The whole system of using sacks to ship grain proved too cumbersome, especially as the combination of mechanization, and the introduction of new grain varieties and better farming techniques resulted in ever-higher yields. Each one of those hundreds of thousands of sacks of grain had to be handled numerous times as the grain went from farm to its ultimate destination, often all the way to the Atlantic coast.
In 1842, Buffalo, New York, warehouse owner Joseph Dart developed the concept of storing grain emptied from sacks and elevated into vertical bins where gravity could be used to easily load it aboard grain barges for shipment east on the Erie Canal.
Dart’s idea for a steam-powered elevator was quickly adopted by grain merchants in Chicago, who then proceeded to greatly improve and enlarge it. The savings in time and labor was huge. Chicago’s quick adoption of the grain elevator concept, combined with its similarly fast adoption of railroads and the completion of the Illinois and Michigan Canal, along with the city’s fortunate location at the foot of Lake Michigan soon turned it into the nation’s grain hub.
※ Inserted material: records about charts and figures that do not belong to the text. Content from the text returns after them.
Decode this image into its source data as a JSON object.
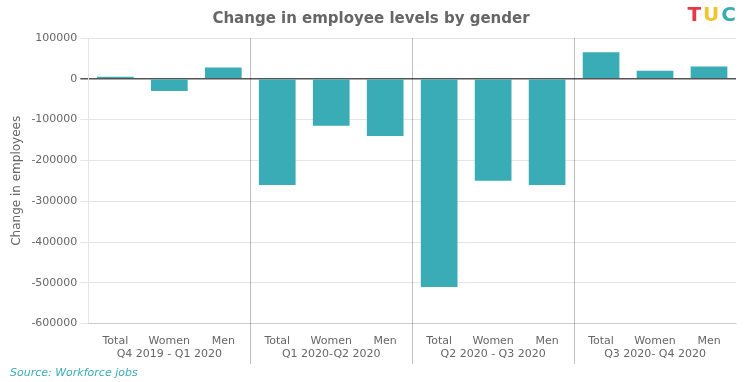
{
  "chart_data": {
    "type": "bar",
    "title": "Change in employee levels by gender",
    "ylabel": "Change in employees",
    "color": "#3aacb5",
    "groups": [
      {
        "label": "Q4 2019 - Q1 2020",
        "categories": [
          "Total",
          "Women",
          "Men"
        ],
        "values": [
          5000,
          -30000,
          28000
        ]
      },
      {
        "label": "Q1 2020-Q2 2020",
        "categories": [
          "Total",
          "Women",
          "Men"
        ],
        "values": [
          -260000,
          -115000,
          -140000
        ]
      },
      {
        "label": "Q2 2020 - Q3 2020",
        "categories": [
          "Total",
          "Women",
          "Men"
        ],
        "values": [
          -510000,
          -250000,
          -260000
        ]
      },
      {
        "label": "Q3 2020- Q4 2020",
        "categories": [
          "Total",
          "Women",
          "Men"
        ],
        "values": [
          65000,
          20000,
          30000
        ]
      }
    ],
    "ylim": [
      -600000,
      100000
    ],
    "yticks": [
      100000,
      0,
      -100000,
      -200000,
      -300000,
      -400000,
      -500000,
      -600000
    ],
    "grid": true,
    "annotations": [
      {
        "text": "Source: Workforce jobs",
        "color": "#3aacb5"
      },
      {
        "text": "TUC",
        "colors": [
          "#e63946",
          "#f4c430",
          "#3aacb5"
        ]
      }
    ]
  }
}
Previously, St. Louis held that title, but Mother Nature penalized the Gateway City with the undependable flow of the Mississippi River. The Big Muddy’s levels could fluctuate by as much as 40 feet, and that prevented the new grain elevators from being built close to the riverbank. That meant all those sacks of grain had to be unloaded, one at a time, by whole armies of stevedores, stacked on the levee until purchased by a grain merchant and then moved once again to a warehouse until it was time to once again load the sacks aboard a barge or steamboat for shipment.
The city also was opposed to railroads because the steamboat interests, then paramount in St. Louis, were convinced they would spell the death of riverboat traffic. As a result, grain from St. Louis could basically go easily in only one direction – downstream by barge and steamboat – unlike at Chicago, where grain could be shipped north, south, east, and even west by rail, canal and lake freighter.
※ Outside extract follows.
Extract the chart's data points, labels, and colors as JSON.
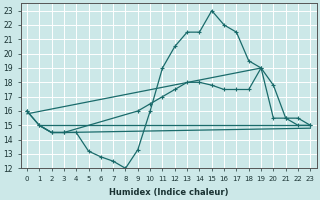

Although those steamboat interests bitterly fought it, construction of the first bridge across the Mississippi at St. Louis began in 1867, with James Eads handling the job. It opened seven years later and, in a tribute to Eads’ skill, is still standing.
But by then, it was too late for St. Louis to regain its former “Gateway to the West” glory that had been seized by Chicago and its rails, canals and lake shipping.
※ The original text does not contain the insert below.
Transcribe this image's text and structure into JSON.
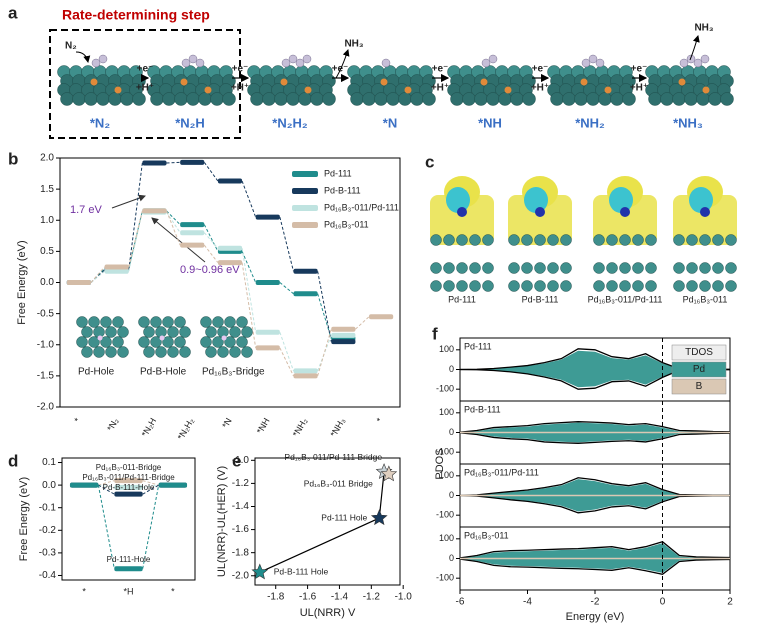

These days, the few farmers who grow small grains in the Fox Valley plant and harvest with huge mechanized equipment, and then haul the already threshed and cleaned grain directly to the grain terminals on the Illinois River. In a huge departure from those days so long ago, the grain is never touched by human hands from the time it has ripened in the field to when it pours from a grain hauling truck at the grain terminal.
Not only has grain shipment undergone a revolution, but so has production. In the 1830s, it took about 370 work hours to produce 100 bushels of wheat. These days, it takes fewer than three hours, which is why the steadily declining number of U.S. farmers continue to produce enough to feed so many other people.
But it all started back there nearly 200 years ago when those pioneering farmers began hauling all those sacks of grain to Chicago in the hopes, just like today’s farmers, of getting a fair price for their crop.